Key Experimental Results

Main Results

Synthetic Benchmark: VideoMatte (1920×1080)

Method MAD↓ MSE↓ Grad↓ dtSSD↓
MatAnyone 4.24 0.33 4.00 1.19
GVM (Diffusion Prior) 6.33 2.08 8.04 1.59
MaGGIe (Per-frame mask) 4.42 0.40 4.03 1.31
Ours 4.10 0.28 3.45 1.15

Real-world Benchmark: CRGNN (Hand-annotated)
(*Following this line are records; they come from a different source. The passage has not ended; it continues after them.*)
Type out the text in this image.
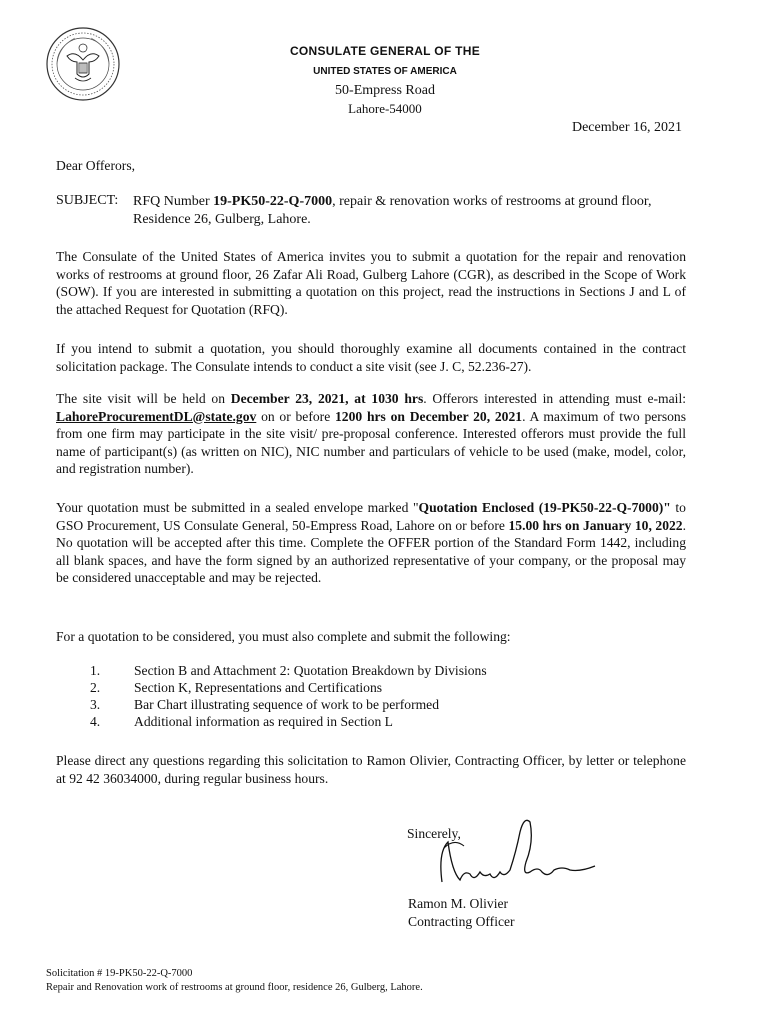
CONSULATE GENERAL OF THE
UNITED STATES OF AMERICA
50-Empress Road
Lahore-54000
December 16, 2021
Dear Offerors,
SUBJECT: RFQ Number 19-PK50-22-Q-7000, repair & renovation works of restrooms at ground floor, Residence 26, Gulberg, Lahore.
The Consulate of the United States of America invites you to submit a quotation for the repair and renovation works of restrooms at ground floor, 26 Zafar Ali Road, Gulberg Lahore (CGR), as described in the Scope of Work (SOW). If you are interested in submitting a quotation on this project, read the instructions in Sections J and L of the attached Request for Quotation (RFQ).
If you intend to submit a quotation, you should thoroughly examine all documents contained in the contract solicitation package. The Consulate intends to conduct a site visit (see J. C, 52.236-27).
The site visit will be held on December 23, 2021, at 1030 hrs. Offerors interested in attending must e-mail: LahoreProcurementDL@state.gov on or before 1200 hrs on December 20, 2021. A maximum of two persons from one firm may participate in the site visit/ pre-proposal conference. Interested offerors must provide the full name of participant(s) (as written on NIC), NIC number and particulars of vehicle to be used (make, model, color, and registration number).
Your quotation must be submitted in a sealed envelope marked "Quotation Enclosed (19-PK50-22-Q-7000)" to GSO Procurement, US Consulate General, 50-Empress Road, Lahore on or before 15.00 hrs on January 10, 2022. No quotation will be accepted after this time. Complete the OFFER portion of the Standard Form 1442, including all blank spaces, and have the form signed by an authorized representative of your company, or the proposal may be considered unacceptable and may be rejected.
For a quotation to be considered, you must also complete and submit the following:
1. Section B and Attachment 2: Quotation Breakdown by Divisions
2. Section K, Representations and Certifications
3. Bar Chart illustrating sequence of work to be performed
4. Additional information as required in Section L
Please direct any questions regarding this solicitation to Ramon Olivier, Contracting Officer, by letter or telephone at 92 42 36034000, during regular business hours.
Sincerely,
Ramon M. Olivier
Contracting Officer
Solicitation # 19-PK50-22-Q-7000
Repair and Renovation work of restrooms at ground floor, residence 26, Gulberg, Lahore.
Method MAD↓ MSE↓ Grad↓ dtSSD↓
MatAnyone 5.76 3.04 15.55 5.44
GVM 5.03 2.15 14.28 4.86
Ours 4.24 2.00 11.74 4.54

Ablation Study (YoutubeMatte 1920×1080)

Configuration MAD↓ MSE↓ Grad↓ dtSSD↓
(a) Baseline MatAnyone 1.99 0.71 8.91 1.65
(b) + Online Guidance \(\mathcal{L}_{eval}\) 1.90 0.62 8.20 1.63
(c) + VMReal 1.76 0.61 7.65 1.54
(d) + Ref-frame Strategy 1.61 0.50 7.13 1.53

Each component provides consistent improvements. Compared to the baseline, MAD reduced by 19.1% and Grad reduced by 20.0%.

Highlights & Insights

  • MQE Two-birds-with-one-stone: Elegantly uses the same evaluator for both online training signals and offline data filtering.
  • Quality Evaluation Without GT: MQE identifies alpha quality pixel-wise using only segmentation masks, breaking the bottleneck of matting annotation.
  • First Large-scale Real-world Video Matting Dataset: VMReal offers 28K clips / 2.4M frames, 35x larger than VM800.
  • Pure CNN Outperforms Diffusion: Surpasses diffusion-based methods like GVM without relying on video diffusion priors, using only the first-frame mask.
  • Reference-frame Strategy with Zero Extra VRAM: Models long-term changes by sampling distant frames rather than increasing training sequence length.

Limitations & Future Work

  • MQE training relies on the static image matting dataset P3M-10k and may face generalization issues in extreme scenarios (e.g., transparent materials, smoke).
  • The quality ceiling of the dual-branch pipeline is limited by MatAnyone and MattePro; if both base models fail, MQE cannot recover the truth.
  • VMReal focuses solely on human matting and does not cover non-human scenes like animals or objects.
  • The paper does not discuss inference speed or real-time performance; the efficiency advantage of a pure CNN is not quantified.
  • Sensitivity of performance to hyperparameters in the reference-frame strategy (e.g., dropout ratio) is not fully analyzed.
Dimension MatAnyone GVM MaGGIe MatAnyone 2
Backbone CNN (SAM 2 base) Video Diffusion CNN CNN (SAM 2 base)
Input Guidance First-frame mask None Per-frame mask First-frame mask
Boundary Supervision Unsupervised loss Diffusion prior Seg label MQE Online Guidance
Training Data VM800 + Seg data VM800 + 4K Render VM800 VMReal (28K clips)
Long Video Handling Local window memory None None Ref-frame strategy

Rating

  • Novelty: ⭐⭐⭐⭐ — The dual-mode (online/offline) use of MQE and the automated annotation pipeline are novel.
  • Experimental Thoroughness: ⭐⭐⭐⭐⭐ — Extensive coverage across synthetic and real benchmarks with clear component-wise ablations.
  • Writing Quality: ⭐⭐⭐⭐ — Clear structure, intuitive diagrams, and well-articulated motivation.
  • Value: ⭐⭐⭐⭐⭐ — Both the VMReal dataset and the MQE methodology provide significant contributions to the video matting field.